Zophodia chilensis

Scientific classification
- Kingdom: Animalia
- Phylum: Arthropoda
- Class: Insecta
- Order: Lepidoptera
- Family: Pyralidae
- Genus: Zophodia
- Species: Z. chilensis
- Binomial name: Zophodia chilensis (Heinrich, 1939)
- Synonyms: Sigelgaita chilensis Heinrich, 1939;

= Zophodia chilensis =

- Authority: (Heinrich, 1939)
- Synonyms: Sigelgaita chilensis Heinrich, 1939

Species of moth

Zophodia chilensis is a species of snout moth in the genus Zophodia. It was described by Carl Heinrich in 1939. It is found in Chile.

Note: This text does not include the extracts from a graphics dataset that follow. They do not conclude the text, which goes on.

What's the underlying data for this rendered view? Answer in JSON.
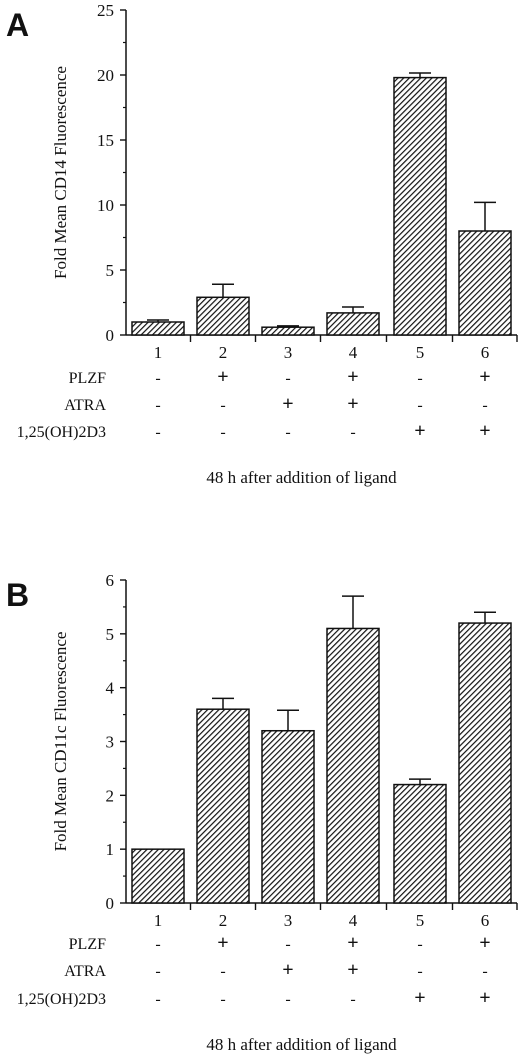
{
  "chart_data": [
    {
      "type": "bar",
      "panel_label": "A",
      "ylabel": "Fold Mean CD14 Fluorescence",
      "xlabel": "48 h after addition of ligand",
      "ylim": [
        0,
        25
      ],
      "yticks": [
        0,
        5,
        10,
        15,
        20,
        25
      ],
      "categories": [
        "1",
        "2",
        "3",
        "4",
        "5",
        "6"
      ],
      "values": [
        1.0,
        2.9,
        0.6,
        1.7,
        19.8,
        8.0
      ],
      "errors": [
        0.15,
        1.0,
        0.1,
        0.45,
        0.35,
        2.2
      ],
      "bar_fill": "hatched",
      "conditions": [
        {
          "label": "PLZF",
          "marks": [
            "-",
            "+",
            "-",
            "+",
            "-",
            "+"
          ]
        },
        {
          "label": "ATRA",
          "marks": [
            "-",
            "-",
            "+",
            "+",
            "-",
            "-"
          ]
        },
        {
          "label": "1,25(OH)2D3",
          "marks": [
            "-",
            "-",
            "-",
            "-",
            "+",
            "+"
          ]
        }
      ]
    },
    {
      "type": "bar",
      "panel_label": "B",
      "ylabel": "Fold Mean CD11c Fluorescence",
      "xlabel": "48 h after addition of ligand",
      "ylim": [
        0,
        6
      ],
      "yticks": [
        0,
        1,
        2,
        3,
        4,
        5,
        6
      ],
      "categories": [
        "1",
        "2",
        "3",
        "4",
        "5",
        "6"
      ],
      "values": [
        1.0,
        3.6,
        3.2,
        5.1,
        2.2,
        5.2
      ],
      "errors": [
        0.0,
        0.2,
        0.38,
        0.6,
        0.1,
        0.2
      ],
      "bar_fill": "hatched",
      "conditions": [
        {
          "label": "PLZF",
          "marks": [
            "-",
            "+",
            "-",
            "+",
            "-",
            "+"
          ]
        },
        {
          "label": "ATRA",
          "marks": [
            "-",
            "-",
            "+",
            "+",
            "-",
            "-"
          ]
        },
        {
          "label": "1,25(OH)2D3",
          "marks": [
            "-",
            "-",
            "-",
            "-",
            "+",
            "+"
          ]
        }
      ]
    }
  ],
  "colors": {
    "ink": "#111111",
    "bar_stroke": "#111111",
    "hatch_background": "#ffffff"
  }
}
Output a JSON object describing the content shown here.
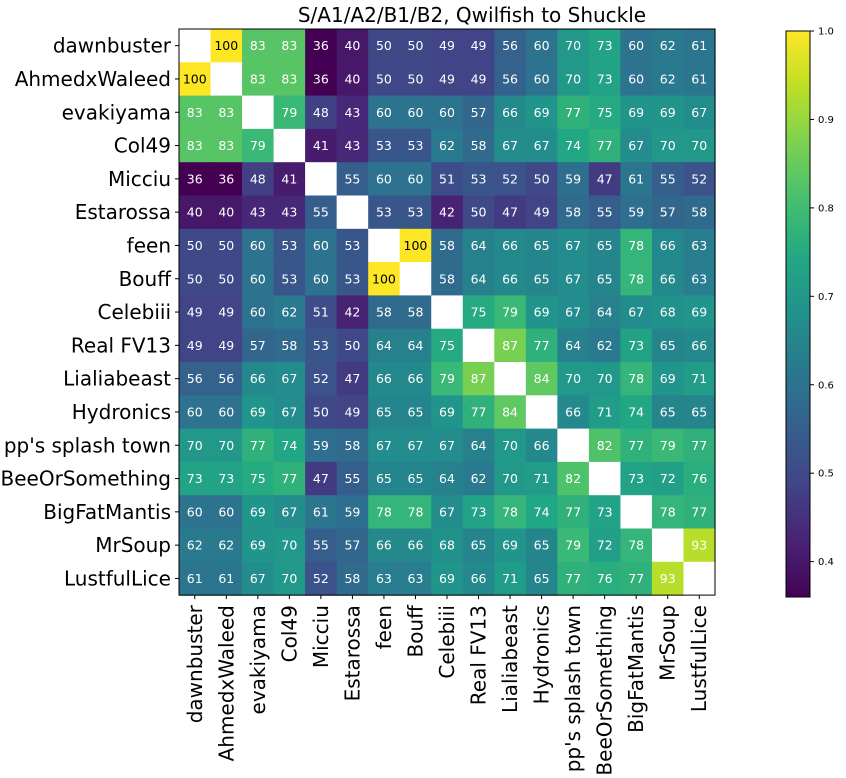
{
  "chart_data": {
    "type": "heatmap",
    "title": "S/A1/A2/B1/B2, Qwilfish to Shuckle",
    "labels": [
      "dawnbuster",
      "AhmedxWaleed",
      "evakiyama",
      "Col49",
      "Micciu",
      "Estarossa",
      "feen",
      "Bouff",
      "Celebiii",
      "Real FV13",
      "Lialiabeast",
      "Hydronics",
      "pp's splash town",
      "BeeOrSomething",
      "BigFatMantis",
      "MrSoup",
      "LustfulLice"
    ],
    "matrix": [
      [
        null,
        100,
        83,
        83,
        36,
        40,
        50,
        50,
        49,
        49,
        56,
        60,
        70,
        73,
        60,
        62,
        61
      ],
      [
        100,
        null,
        83,
        83,
        36,
        40,
        50,
        50,
        49,
        49,
        56,
        60,
        70,
        73,
        60,
        62,
        61
      ],
      [
        83,
        83,
        null,
        79,
        48,
        43,
        60,
        60,
        60,
        57,
        66,
        69,
        77,
        75,
        69,
        69,
        67
      ],
      [
        83,
        83,
        79,
        null,
        41,
        43,
        53,
        53,
        62,
        58,
        67,
        67,
        74,
        77,
        67,
        70,
        70
      ],
      [
        36,
        36,
        48,
        41,
        null,
        55,
        60,
        60,
        51,
        53,
        52,
        50,
        59,
        47,
        61,
        55,
        52
      ],
      [
        40,
        40,
        43,
        43,
        55,
        null,
        53,
        53,
        42,
        50,
        47,
        49,
        58,
        55,
        59,
        57,
        58
      ],
      [
        50,
        50,
        60,
        53,
        60,
        53,
        null,
        100,
        58,
        64,
        66,
        65,
        67,
        65,
        78,
        66,
        63
      ],
      [
        50,
        50,
        60,
        53,
        60,
        53,
        100,
        null,
        58,
        64,
        66,
        65,
        67,
        65,
        78,
        66,
        63
      ],
      [
        49,
        49,
        60,
        62,
        51,
        42,
        58,
        58,
        null,
        75,
        79,
        69,
        67,
        64,
        67,
        68,
        69
      ],
      [
        49,
        49,
        57,
        58,
        53,
        50,
        64,
        64,
        75,
        null,
        87,
        77,
        64,
        62,
        73,
        65,
        66
      ],
      [
        56,
        56,
        66,
        67,
        52,
        47,
        66,
        66,
        79,
        87,
        null,
        84,
        70,
        70,
        78,
        69,
        71
      ],
      [
        60,
        60,
        69,
        67,
        50,
        49,
        65,
        65,
        69,
        77,
        84,
        null,
        66,
        71,
        74,
        65,
        65
      ],
      [
        70,
        70,
        77,
        74,
        59,
        58,
        67,
        67,
        67,
        64,
        70,
        66,
        null,
        82,
        77,
        79,
        77
      ],
      [
        73,
        73,
        75,
        77,
        47,
        55,
        65,
        65,
        64,
        62,
        70,
        71,
        82,
        null,
        73,
        72,
        76
      ],
      [
        60,
        60,
        69,
        67,
        61,
        59,
        78,
        78,
        67,
        73,
        78,
        74,
        77,
        73,
        null,
        78,
        77
      ],
      [
        62,
        62,
        69,
        70,
        55,
        57,
        66,
        66,
        68,
        65,
        69,
        65,
        79,
        72,
        78,
        null,
        93
      ],
      [
        61,
        61,
        67,
        70,
        52,
        58,
        63,
        63,
        69,
        66,
        71,
        65,
        77,
        76,
        77,
        93,
        null
      ]
    ],
    "colorbar": {
      "range": [
        0.36,
        1.0
      ],
      "ticks": [
        "0.4",
        "0.5",
        "0.6",
        "0.7",
        "0.8",
        "0.9",
        "1.0"
      ],
      "colormap": "viridis"
    }
  }
}
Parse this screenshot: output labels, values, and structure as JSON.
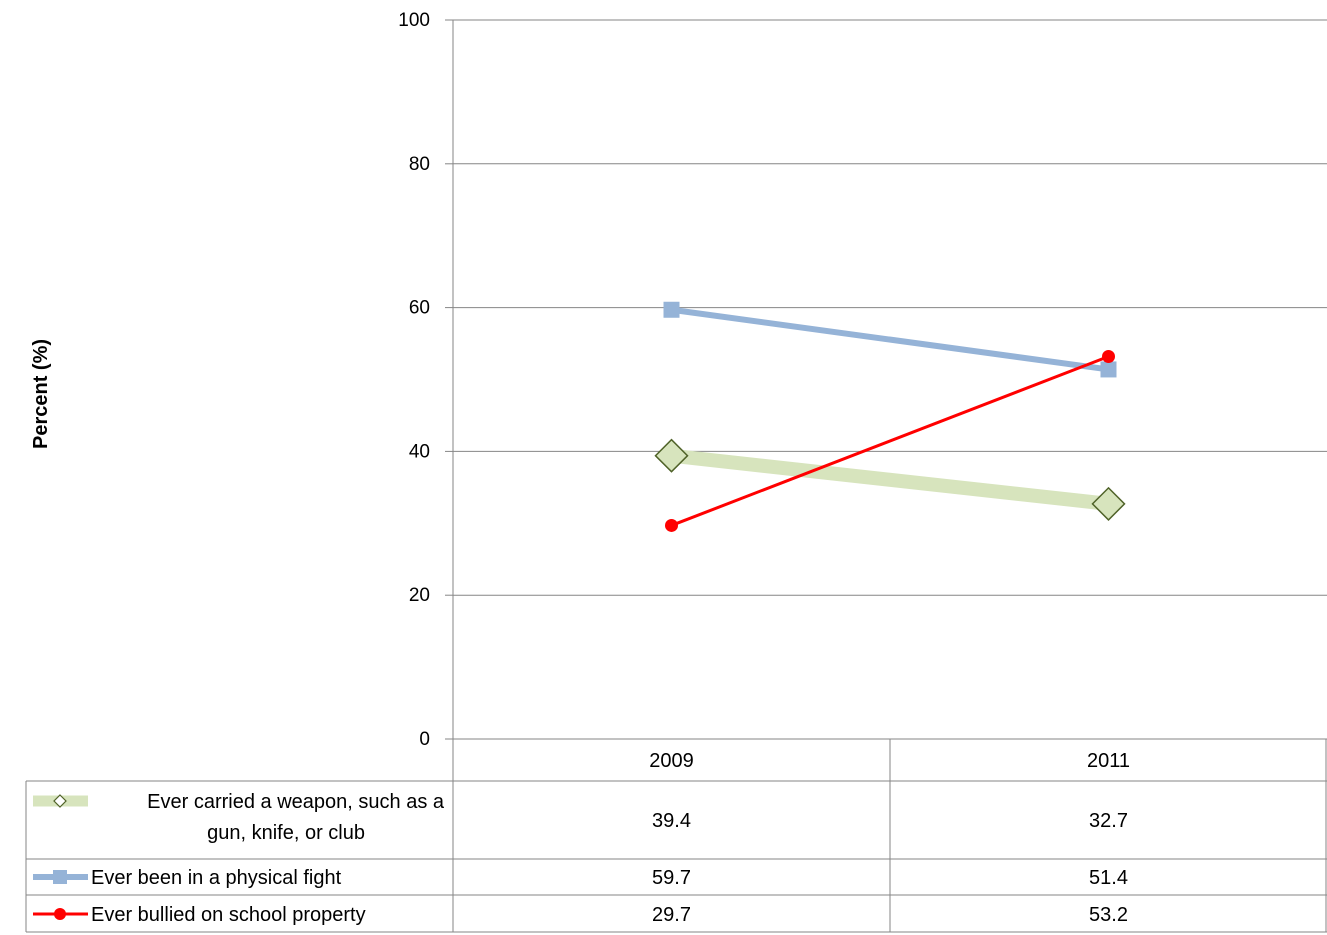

The wingspan is 30–45 mm. The forewings are grey with darker markings and the hindwings are lightly suffused fuscous.

The larvae feed on Eulychnia acida and Trichocereus chiloensis. They feed on and within the fruit of their host plant. They enter the fruit at the base and tunnel into the seed cavity. When an infested fruit rots, the larvae move to an adjacent fruit. When full grown, the larvae lower themselves to the ground by a thread and spin a cocoon among the debris where pupation takes place. The larvae are blue to blue green.